UNESCO wants to list the Great Barrier Reef as being “in danger” due to climate change but the Australian government is willing to put up a fight to make sure this doesn’t happen, The Guardian reports.

If the new recommendation goes ahead next month, it would make the Great Barrier Reef the first natural World Heritage Site to be categorised in such a way.

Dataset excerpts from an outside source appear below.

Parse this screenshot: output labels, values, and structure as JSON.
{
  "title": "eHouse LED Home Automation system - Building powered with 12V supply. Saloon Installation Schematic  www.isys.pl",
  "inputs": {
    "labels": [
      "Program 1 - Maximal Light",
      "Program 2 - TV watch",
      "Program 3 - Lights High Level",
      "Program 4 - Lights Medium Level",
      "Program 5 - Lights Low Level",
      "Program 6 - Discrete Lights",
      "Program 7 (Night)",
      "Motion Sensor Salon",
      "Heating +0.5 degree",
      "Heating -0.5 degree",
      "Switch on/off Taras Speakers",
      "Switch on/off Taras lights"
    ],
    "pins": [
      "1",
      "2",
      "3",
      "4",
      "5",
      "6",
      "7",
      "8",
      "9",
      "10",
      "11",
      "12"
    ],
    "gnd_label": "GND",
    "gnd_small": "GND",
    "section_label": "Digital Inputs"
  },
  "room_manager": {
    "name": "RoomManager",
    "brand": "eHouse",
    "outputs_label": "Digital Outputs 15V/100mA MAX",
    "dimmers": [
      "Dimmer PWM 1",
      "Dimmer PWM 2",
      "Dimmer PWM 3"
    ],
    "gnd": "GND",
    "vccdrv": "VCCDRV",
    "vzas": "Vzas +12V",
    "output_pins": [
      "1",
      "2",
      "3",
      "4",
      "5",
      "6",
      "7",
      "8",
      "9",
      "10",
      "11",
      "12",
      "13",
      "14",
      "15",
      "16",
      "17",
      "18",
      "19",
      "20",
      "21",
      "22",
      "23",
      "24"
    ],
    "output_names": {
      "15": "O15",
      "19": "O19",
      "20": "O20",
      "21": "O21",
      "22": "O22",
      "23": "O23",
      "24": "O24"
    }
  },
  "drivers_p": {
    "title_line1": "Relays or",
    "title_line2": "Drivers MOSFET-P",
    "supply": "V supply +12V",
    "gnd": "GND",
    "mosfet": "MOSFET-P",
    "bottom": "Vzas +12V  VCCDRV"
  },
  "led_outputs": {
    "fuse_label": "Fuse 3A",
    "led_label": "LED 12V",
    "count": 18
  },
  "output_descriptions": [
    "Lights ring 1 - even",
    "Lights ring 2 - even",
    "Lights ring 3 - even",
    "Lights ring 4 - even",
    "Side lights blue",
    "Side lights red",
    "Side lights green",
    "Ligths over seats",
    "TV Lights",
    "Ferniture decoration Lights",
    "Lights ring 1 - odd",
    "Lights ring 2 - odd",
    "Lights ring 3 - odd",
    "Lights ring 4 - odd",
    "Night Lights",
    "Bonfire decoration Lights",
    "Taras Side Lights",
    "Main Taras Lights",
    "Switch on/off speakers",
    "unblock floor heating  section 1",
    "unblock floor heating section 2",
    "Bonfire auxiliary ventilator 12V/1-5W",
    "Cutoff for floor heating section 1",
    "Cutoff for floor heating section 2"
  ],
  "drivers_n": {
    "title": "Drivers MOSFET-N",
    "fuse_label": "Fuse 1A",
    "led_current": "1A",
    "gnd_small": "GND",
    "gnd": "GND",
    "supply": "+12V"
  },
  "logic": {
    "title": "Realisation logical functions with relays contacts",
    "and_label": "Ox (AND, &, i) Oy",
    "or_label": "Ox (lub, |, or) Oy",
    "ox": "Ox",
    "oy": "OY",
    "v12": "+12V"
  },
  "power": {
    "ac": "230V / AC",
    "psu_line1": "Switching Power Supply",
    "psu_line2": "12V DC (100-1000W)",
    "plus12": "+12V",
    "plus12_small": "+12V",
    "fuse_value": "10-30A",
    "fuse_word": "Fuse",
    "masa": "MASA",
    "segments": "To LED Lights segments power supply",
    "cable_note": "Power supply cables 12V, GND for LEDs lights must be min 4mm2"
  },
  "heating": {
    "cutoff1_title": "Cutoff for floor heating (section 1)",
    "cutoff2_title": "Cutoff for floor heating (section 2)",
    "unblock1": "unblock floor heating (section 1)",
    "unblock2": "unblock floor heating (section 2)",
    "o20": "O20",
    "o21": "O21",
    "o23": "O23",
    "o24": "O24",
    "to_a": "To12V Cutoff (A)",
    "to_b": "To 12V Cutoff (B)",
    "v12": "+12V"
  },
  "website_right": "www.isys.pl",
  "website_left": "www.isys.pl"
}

Usually the “in danger” status is reserved for sites that have been impacted by things like war, pollution and poaching.

“The conclusions of the 2019 Great Barrier Reef Outlook Report are clear in stating that the long-term outlook for the ecosystem of the property has further deteriorated from poor to very poor, and that the deterioration has been more rapid and widespread than was evident during the period 2009-2014,” UNESCO said in a report published on Monday.

“The property has also suffered significantly from coral bleaching events in 2016, 2017 and most recently in 2020, as a result of global warming.”

A sea temperature increase of just one degree over four weeks is enough to cause coral bleaching. The good news is that corals can recover, but only if we act now.

Of course, coral bleaching isn’t new. We’ve sadly watched on as the Great Barrier Reef has fallen under increased environmental strain from climate change for years, now. That’s why the government’s response is so shocking.

“It is a backflip on previous assurances, it is a deviation from normal process and it’s based on just a desktop review without the latest information,” Environment Minister Sussan Ley told the ABC on Tuesday morning.

Ley said the government would “strongly oppose” the proposed change, which is interesting because UNSECO said it “strongly invites” the Australian government to adhere to the Paris Agreement for the sake of the reef.

“It can be concluded that, despite many positive achievements by [Australia], progress has been insufficient in meeting key targets of the Reef 2050 Plan,” the UNESCO report continued.

“The Plan requires stronger and clearer commitments, in particular towards urgently countering the effects of climate change, but also towards accelerating water quality improvement and land management measures.

“The widespread effects of the consecutive coral bleaching events further add to the significant concerns regarding the future of the property.”

Whatever happens next month, it’s clear things are heating up in more ways than one.